Сергиус начало было объяснять, но понял тщетность своих попыток.
Острый ум не входил в число достоинств Анжело.
— В цирке нет национальностей, Анжело, только артисты. Для зрителей не имеет значения откуда родом парень на трапеции — из России или Судана.
Человека, о котором я говорю, зовут Кан Дах, и утверждают, что он даже крупнее тебя. Он разрекламирован, как сильнейший в мире.
Анжело ничего не ответил, а лишь расправил свою огромную грудь и самодовольно ухмыльнулся со злым недоверием.
Прошли три дня небывалого успеха в Вене. Оттуда поезд двинулся на север и после единственной остановки прибыл в город, куда для встречи с ним приехали Сергиус и его подчиненные.
На вечернее представление эта четверка получила лучшие места: шестой ряд напротив центральной арены. Все четверо были в гражданской одежде, но в них безошибочно можно было признать военных, переодетых в штатское, в этом нельзя было ошибиться.

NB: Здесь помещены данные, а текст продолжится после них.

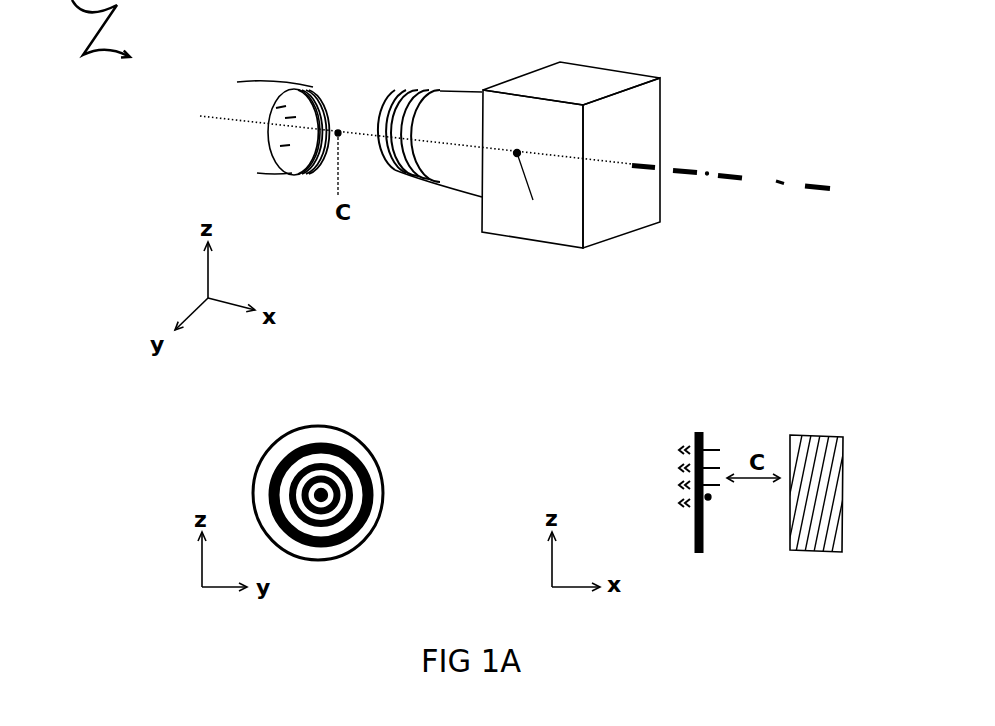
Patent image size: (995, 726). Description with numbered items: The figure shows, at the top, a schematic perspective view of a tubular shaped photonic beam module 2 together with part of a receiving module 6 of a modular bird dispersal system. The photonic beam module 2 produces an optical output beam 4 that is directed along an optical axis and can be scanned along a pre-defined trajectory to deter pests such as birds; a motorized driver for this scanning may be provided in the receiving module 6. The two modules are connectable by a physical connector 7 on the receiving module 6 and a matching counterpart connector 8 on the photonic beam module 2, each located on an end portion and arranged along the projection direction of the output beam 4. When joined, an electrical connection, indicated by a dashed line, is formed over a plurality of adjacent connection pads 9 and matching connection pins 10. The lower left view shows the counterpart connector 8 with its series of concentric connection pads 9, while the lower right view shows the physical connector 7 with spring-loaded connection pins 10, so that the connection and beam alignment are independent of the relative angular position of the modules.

The photonic beam module 2 is at (682, 60).
The optical output beam 4 is at (771, 176).
The receiving module 6 is at (233, 90).
The physical connector 7 is at (327, 90).
The matching counterpart connector 8 is at (402, 108).
The connection pads 9 is at (367, 495).
The connection pins 10 is at (708, 497).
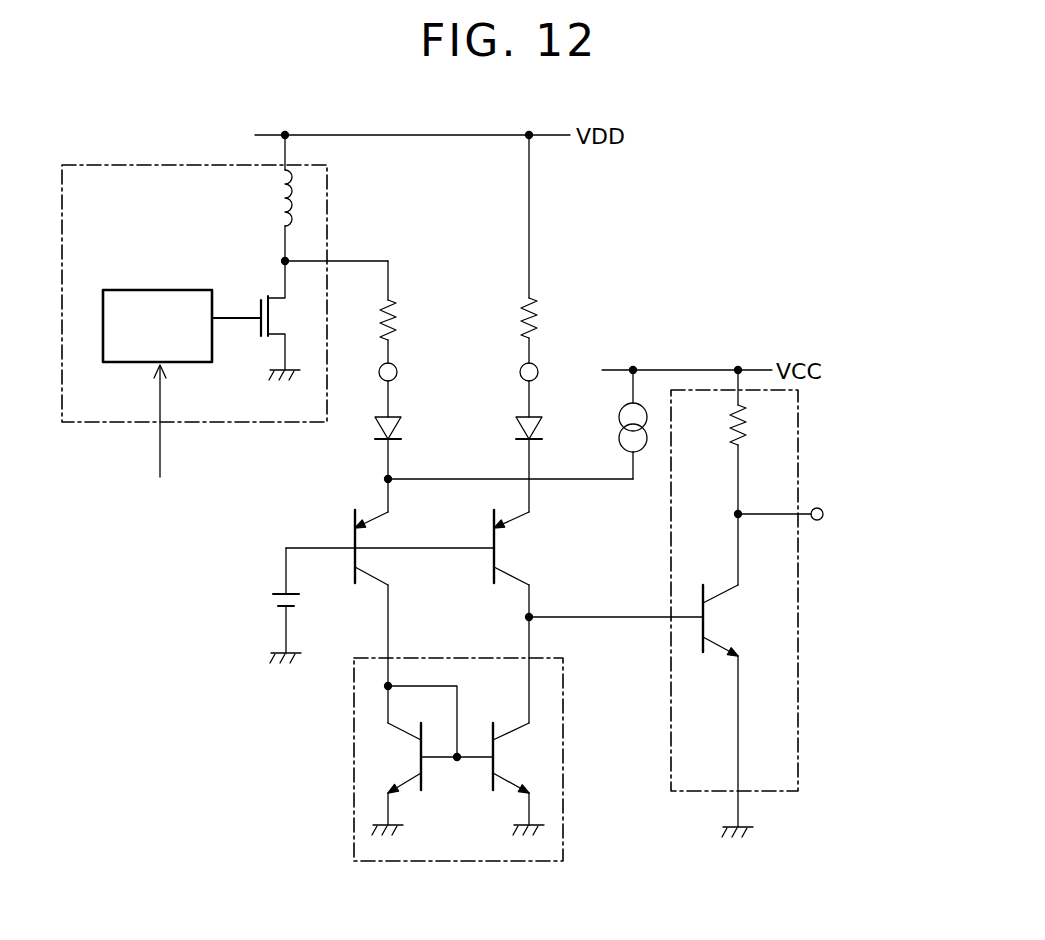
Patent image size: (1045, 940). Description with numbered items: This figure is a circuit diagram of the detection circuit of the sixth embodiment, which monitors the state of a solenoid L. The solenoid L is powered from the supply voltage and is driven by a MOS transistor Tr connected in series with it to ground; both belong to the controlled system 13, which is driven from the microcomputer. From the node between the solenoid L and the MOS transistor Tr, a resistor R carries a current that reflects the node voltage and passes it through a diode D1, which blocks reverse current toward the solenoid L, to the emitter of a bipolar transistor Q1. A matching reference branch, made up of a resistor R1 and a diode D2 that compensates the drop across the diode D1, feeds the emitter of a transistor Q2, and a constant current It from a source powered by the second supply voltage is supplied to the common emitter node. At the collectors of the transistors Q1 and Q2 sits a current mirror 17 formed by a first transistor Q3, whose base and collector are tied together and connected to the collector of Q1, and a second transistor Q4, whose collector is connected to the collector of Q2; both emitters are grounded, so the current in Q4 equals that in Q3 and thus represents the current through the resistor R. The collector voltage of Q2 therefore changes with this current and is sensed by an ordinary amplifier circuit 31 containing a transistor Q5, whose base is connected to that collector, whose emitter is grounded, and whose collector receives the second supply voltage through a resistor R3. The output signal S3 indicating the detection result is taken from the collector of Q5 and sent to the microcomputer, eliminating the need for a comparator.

The reader/transmitter circuit block 13 is at (194, 304).
The current mirror 17 is at (458, 791).
The amplifier circuit 31 is at (798, 618).
The solenoid L is at (293, 215).
The MOS transistor Tr is at (249, 333).
The resistor R is at (373, 312).
The resistor R1 is at (549, 249).
The resistor R3 is at (755, 442).
The diode D1 is at (408, 430).
The diode D2 is at (549, 446).
The bipolar transistor Q1 is at (398, 568).
The transistor Q2 is at (515, 548).
The first transistor Q3 is at (405, 769).
The second transistor Q4 is at (500, 762).
The transistor Q5 is at (714, 655).
The constant current It is at (647, 452).
The output signal S3 is at (768, 514).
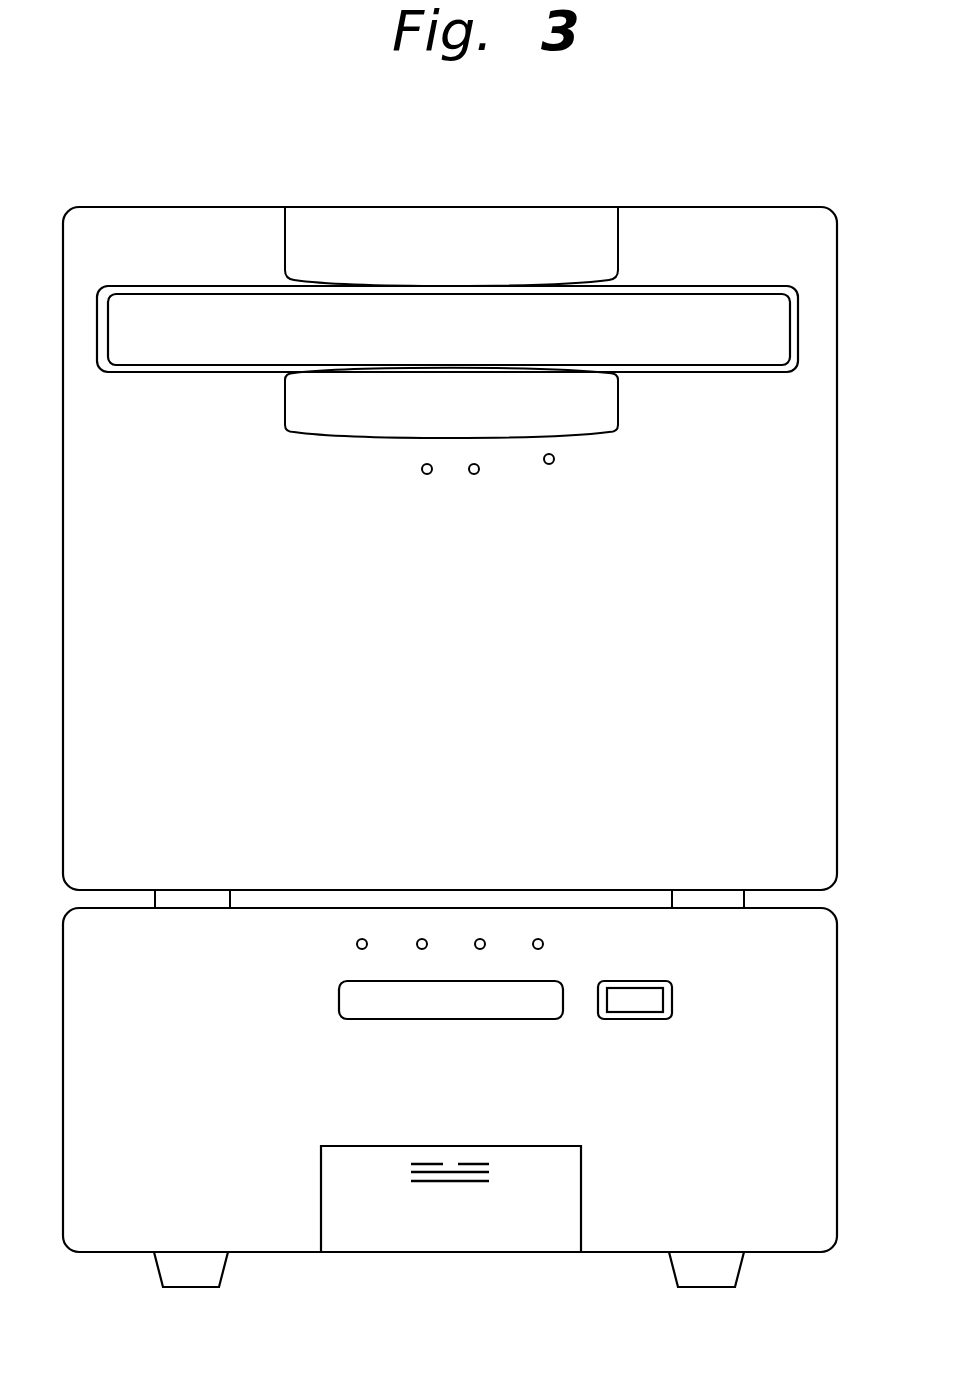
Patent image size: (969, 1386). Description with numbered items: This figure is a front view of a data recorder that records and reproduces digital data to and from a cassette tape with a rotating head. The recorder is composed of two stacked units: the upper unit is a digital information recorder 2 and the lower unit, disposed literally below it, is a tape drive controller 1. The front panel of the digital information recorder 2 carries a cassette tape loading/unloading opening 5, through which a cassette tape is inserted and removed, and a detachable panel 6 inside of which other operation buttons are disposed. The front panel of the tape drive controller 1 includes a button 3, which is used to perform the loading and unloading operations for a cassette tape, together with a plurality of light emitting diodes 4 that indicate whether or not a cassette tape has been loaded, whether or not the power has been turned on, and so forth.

Один из них сразу же достал дорогую кинокамеру с большим объективом. Вид этой кинокамеры немедленно вызвал появление полицейского офицера. Фотографирование было запрещено. В цирковом поезде все кинокамеры были при въезде в стану изъяты, и их обещали возвратить только после выезда из страны.
— Вашу камеру и документы, пожалуйста, — попросил полицейский.
— Офицер...
Полицейский повернулся к Сергиусу и уставился на него холодным взглядом. Он смотрел на полковника несколько секунд, затем сглотнул образовавшийся в горле комок, шагнул к нему и мягко проговорил:
— Извините, господин полковник, меня не предупредили.
— Ваше руководство было информировано. Найдите виновного и накажите...
— Извините за...
— Не мешайте мне смотреть!
А на арене, конечно, было на что посмотреть. Без сомнения, тот факт, что на них смотрели знатоки, большие энтузиасты цирка, и возраставшая день ото дня слава вокруг их выступлений, заставляли артистов совершенствовать свое мастерство, доводить его до небывалых величин. Даже Сергиус, чье обычное состояние напоминало замороженный компьютер, полностью отдался очарованию цирка. Только Николас, молодой и весьма способный фотограф, деловито выполнял свою задачу: непрерывно снимал всех основных участников представления. Но даже и он, и его спутники забыли о кинокамере, когда «Слепые орлы» начали свой самоубийственный воздушный номер.
Вскоре после завершения их выступления к Сергиусу подошел неприятный тип и прошептал:
— Двумя рядами ниже и десятью креслами левее...
Сергиус корректным кивком поблагодарил и показал, что понял.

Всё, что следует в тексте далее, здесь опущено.